Misuse of the pedal is a horrible fault, and can affect great and small alike; it should be carefully guarded against. Indeed, the state it produces on the mind of the listener is similar to that which overheated air creates in the lungs, namely, fatigue, nausea, lassitude, and even, alas, drowsiness!

Want to Know your Fault in Playing Piano?

When a student comes to play to the artist with whom he desires to study, how often does he ask, when he has finished his performance: ” Master, what I really want you to tell me is, whether I have any very serious faults in my playing? ”

Serious faults in his playing! Poor fellow! He probably has several which he has not yet discovered himself, and which most likely no one has ever drawn his attention to.

What, then, are some of the most common faults, and at the same time some of the worst of those which students of the piano may fall into unsuspectingly through careless tuition? Well, these are many and various, and are generally very difficult to eradicate. Moreover, they beset the most talented players, just as much as their less gifted brethren.

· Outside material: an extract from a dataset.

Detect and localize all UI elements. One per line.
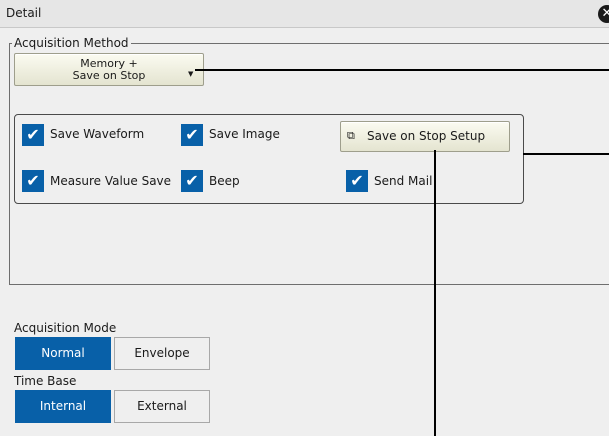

Learn to Play Piano with Expression

The true interpretative artist should not only be content with “letting the music speak for itself ” (to borrow a stereotyped phrase of those critics who regard personal thought and individuality as a source of reproach). Such a passive attitude is merely looking at the musical art from the standpoint of photography. No; rather must the interpreter endeavour to step into the composer’s shoes, to imagine with the poignancy of his imagination, to feel again what he felt, and by so doing to rekindle in the music all the power of fantasy, life and individuality with which it was originally endowed by its creator.

For music is essentially an art that demands interpretation at least, for its highest effect and appeal. There are continual controversies about this aspect of music, but in my opinion the pianist whose part it is to be the public performer must find in the interpretation of the music the kernel of his whole profession.

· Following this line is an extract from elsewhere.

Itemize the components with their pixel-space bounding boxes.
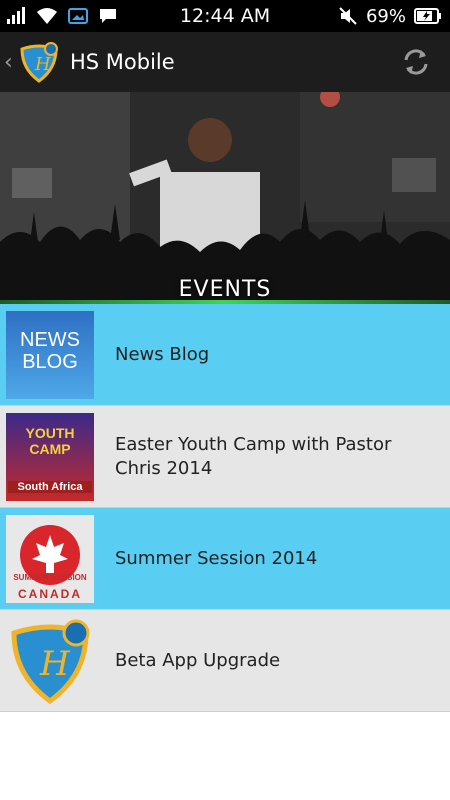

Of course, the boundary line between interpretation and the odious vices of distortion and perversion must be kept carefully in view, and for this reason there are some basic rules to guide the student, from which it is impossible to diverge, and it is about some of these that I wish to speak here.

As regards what is now commonly called classical music, as distinct from the romantic or modern creations, it comprises most of the compositions that were written up till the death of Beethoven in 1826. In this kind of music the ideas and effects are for the
most part presented by means of certain recognized and distinct forms of expression, and these, though greatly amplified and varied according to the genius of the composer, remain very similar as regards the main structural features.

Around this great school of musical thought, which contains some of the finest treasures of pianoforte literature, many traditions have arisen as to the methods by which the interpretation of such masterpieces should be approached. This is due partly to the distance that separates us from the time of their creation, but mainly to the fact that some pre-eminently great performers have given renderings of these works at various periods, which renderings have been handed down by their pupils and followers, who afterwards themselves became teachers on a lesser plane. Thus the tradition grew up from teacher to student, until by degrees it crystallized itself into a prescribed and definite point of view that has to be taken into account.